Friday, December 21, 2007

There's Always Room for "the Inns"

Just in case anyone's still seeing Guadalupe as Advent's lone siren announcing US Catholicism's ever-emerging Latin Revival, think again.

With each passing year, the Hispanic rite of Las Posadas merely grows even bigger where it's already tradition, to say nothing of its continued spread to new locations... Iowa, where it's taken on an ecumenical flavor.
“Las Posadas is a nine-night tradition which begins as Mary and Joseph seek lodging, seek to be welcomed in our homes and hearts,” said the Rev. Stacie Fidlar, pastor of St. John’s Church.

About 60 people from senior age to infant walked with Mary and Joseph in their search for shelter along darkened streets. Overhead shone a slice of moon but there was no trace of the star that guided the wise men in the nativity story.

The group made three stops as Mary begged for help but each time the homeowner or inn keeper said no as part of the ceremony. “The inn keeper pleads, ‘Just let me go back to bed.’ And Mary once again goes away sad,” the Rev. Fidlar said.

The couple finally found a warm haven inside the church and a fiesta with plenty of food. “I’ve been on journeys before where it was hard to find some place to stay so I guess I identified more with them,” said first-time participant Chuck Wilt of Rock Island.

Wilt is unsure if he wishes that long ago journey would have resulted in the couple finding help right away. Maybe that journey was the first of many struggles they went through, he said. Perhaps it built their faith for those future challenges. In the end, “it turned out good for all of us,” he said.

The shepherds featured in the nativity story probably felt they had plenty to fear on that topsy-turvy night, Fidlar said during a short reflection. What the angel says to them is one of the most powerful verses in the Bible. “Do not be afraid,” she said.

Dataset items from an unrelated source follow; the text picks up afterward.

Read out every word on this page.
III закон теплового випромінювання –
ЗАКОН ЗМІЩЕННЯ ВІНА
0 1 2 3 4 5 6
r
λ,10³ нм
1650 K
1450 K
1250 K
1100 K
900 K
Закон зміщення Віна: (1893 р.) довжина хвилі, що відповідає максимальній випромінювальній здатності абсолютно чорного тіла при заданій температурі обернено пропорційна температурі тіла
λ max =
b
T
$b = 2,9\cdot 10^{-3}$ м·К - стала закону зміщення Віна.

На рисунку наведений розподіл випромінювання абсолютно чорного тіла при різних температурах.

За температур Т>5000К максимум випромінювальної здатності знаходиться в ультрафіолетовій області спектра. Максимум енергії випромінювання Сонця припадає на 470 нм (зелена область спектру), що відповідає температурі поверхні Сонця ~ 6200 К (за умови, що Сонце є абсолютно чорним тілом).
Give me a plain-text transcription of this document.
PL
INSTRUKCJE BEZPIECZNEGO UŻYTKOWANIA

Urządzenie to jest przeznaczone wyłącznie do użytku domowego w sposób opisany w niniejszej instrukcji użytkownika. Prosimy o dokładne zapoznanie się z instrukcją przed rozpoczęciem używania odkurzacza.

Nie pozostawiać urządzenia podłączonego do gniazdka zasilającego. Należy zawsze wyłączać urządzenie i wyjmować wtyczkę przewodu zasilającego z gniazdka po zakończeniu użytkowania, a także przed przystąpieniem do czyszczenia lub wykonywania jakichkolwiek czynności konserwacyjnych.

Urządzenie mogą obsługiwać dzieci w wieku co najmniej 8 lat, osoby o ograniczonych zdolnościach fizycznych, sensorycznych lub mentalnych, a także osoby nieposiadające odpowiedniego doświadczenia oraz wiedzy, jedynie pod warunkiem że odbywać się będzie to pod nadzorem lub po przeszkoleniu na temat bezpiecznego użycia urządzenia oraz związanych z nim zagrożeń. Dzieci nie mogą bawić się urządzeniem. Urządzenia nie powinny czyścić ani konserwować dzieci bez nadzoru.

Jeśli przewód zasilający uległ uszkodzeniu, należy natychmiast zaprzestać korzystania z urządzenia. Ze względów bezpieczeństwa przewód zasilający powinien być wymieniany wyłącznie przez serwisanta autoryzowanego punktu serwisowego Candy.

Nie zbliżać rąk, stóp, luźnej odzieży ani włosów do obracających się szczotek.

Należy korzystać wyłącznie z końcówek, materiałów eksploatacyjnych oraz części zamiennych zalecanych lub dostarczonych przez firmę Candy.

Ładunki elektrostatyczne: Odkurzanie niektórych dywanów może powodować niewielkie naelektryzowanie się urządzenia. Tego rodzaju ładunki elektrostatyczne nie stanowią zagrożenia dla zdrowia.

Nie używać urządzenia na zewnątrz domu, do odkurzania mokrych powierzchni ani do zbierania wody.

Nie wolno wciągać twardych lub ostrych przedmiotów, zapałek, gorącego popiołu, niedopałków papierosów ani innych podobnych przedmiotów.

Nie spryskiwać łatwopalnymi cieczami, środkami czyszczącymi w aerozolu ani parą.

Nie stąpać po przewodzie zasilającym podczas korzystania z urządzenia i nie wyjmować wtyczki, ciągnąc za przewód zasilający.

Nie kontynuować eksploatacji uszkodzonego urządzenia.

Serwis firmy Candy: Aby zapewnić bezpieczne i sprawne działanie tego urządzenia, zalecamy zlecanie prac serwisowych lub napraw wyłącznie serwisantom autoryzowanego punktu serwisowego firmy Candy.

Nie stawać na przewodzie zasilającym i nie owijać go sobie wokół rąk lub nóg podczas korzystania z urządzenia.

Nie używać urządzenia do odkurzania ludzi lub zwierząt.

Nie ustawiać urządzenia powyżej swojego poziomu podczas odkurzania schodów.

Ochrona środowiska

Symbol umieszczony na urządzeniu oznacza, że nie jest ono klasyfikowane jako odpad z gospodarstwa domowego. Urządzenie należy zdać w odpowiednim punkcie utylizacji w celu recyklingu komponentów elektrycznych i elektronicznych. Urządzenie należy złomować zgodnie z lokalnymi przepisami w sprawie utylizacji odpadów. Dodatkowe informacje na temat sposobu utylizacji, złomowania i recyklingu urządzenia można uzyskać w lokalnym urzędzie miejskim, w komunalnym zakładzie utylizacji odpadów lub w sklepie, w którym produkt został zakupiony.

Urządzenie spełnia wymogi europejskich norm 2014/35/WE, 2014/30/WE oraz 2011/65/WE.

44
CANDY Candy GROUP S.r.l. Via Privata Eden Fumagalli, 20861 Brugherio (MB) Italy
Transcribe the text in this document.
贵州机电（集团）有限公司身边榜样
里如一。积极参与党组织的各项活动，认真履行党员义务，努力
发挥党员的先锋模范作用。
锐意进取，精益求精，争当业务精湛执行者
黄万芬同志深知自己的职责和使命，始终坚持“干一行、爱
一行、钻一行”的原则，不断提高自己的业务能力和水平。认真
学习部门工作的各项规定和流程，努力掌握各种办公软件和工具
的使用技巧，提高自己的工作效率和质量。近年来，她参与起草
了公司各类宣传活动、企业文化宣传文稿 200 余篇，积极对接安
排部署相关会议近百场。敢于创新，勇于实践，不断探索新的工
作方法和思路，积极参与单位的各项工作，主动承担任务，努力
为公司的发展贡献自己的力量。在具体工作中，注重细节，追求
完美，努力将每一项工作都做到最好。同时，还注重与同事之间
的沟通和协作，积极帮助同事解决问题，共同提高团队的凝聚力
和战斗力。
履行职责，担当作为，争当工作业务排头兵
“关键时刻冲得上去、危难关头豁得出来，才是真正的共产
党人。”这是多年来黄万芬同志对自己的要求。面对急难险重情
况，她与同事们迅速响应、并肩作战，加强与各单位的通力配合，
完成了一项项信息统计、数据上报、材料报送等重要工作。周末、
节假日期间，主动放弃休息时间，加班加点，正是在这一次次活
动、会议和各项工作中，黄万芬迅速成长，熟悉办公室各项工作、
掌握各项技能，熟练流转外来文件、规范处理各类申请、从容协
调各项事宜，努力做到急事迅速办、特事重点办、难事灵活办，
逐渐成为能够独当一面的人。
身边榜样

“The reason why I think that’s so powerful is often we are motivated by fear. Time and again God comes to us and says, ‘Do not be afraid.’ This is a God who will stand with us in the middle of our fears,” said Fidlar.

The service ended with praying the Lord’s Prayer (El Padrenuestro) in English and Spanish. “I’d heard about the tradition but it was fun to experience it in the real setting in both languages and to process with the candles,” Janet Stodd, of Moline and a first time participant, said. “I think it was fun to experience it with people of all ages.”
In Tucson, the annual 16-24 December vigils, when the faithful walk with the Holy Family as they seek lodging, marks its 70th anniversary this year. Elsewhere, the usual massive crowds flocked to the first night in downtown LA...

...and in Texas, the Bay Area, Seattle, North Carolina, Arkansas... and even the home of the "Fightin' Irish," South Bend, Indiana.

You get the idea... right?

As one pastor hosting the event put it, "By celebrating Posadas, Latinos re-learn a need for hospitality each year... it reaffirms their faith in God who became human in Jesus. Since Jesus has identified himself with the smallest, with the least ... they welcome the savior who has hidden himself in our humanity."

More from the rubric:
[Mary and Joseph] knock on a door along the way as they sing: “In the name of heaven I request you grant us shelter for my beloved wife cannot longer walk.”

From inside, they hear voices sing back: “This is not an inn, please continue ahead. I cannot open for you may be a robber.”

“Please do not be inhumane,” those outside reply. “Grant us charity. The King of heavens will reward you for that.”

“Go away and bother no more,” the voices say at last from inside. “Because if I get upset I will beat you up.”

The pilgrims continue their journey, hoping that their next stop is their last. But again, they are denied a place to stay so they have to try one more door. After pleading one last time, they are welcomed inside.

“Come in, holy pilgrims!” those inside finally say. “Receive this corner because even though the place is poor, I offer it to you from my heart.”
And then, "Noche de Paz" -- "Silent Night." And then, a party for everyone, down to piñatas for the angels.


As the Holy Family were the unwelcome migrants of their day, a "Posadas Project" aimed at promoting the observance has dedicated this year's vigils to the theme "Justice for Immigrants: A Journey of Hope."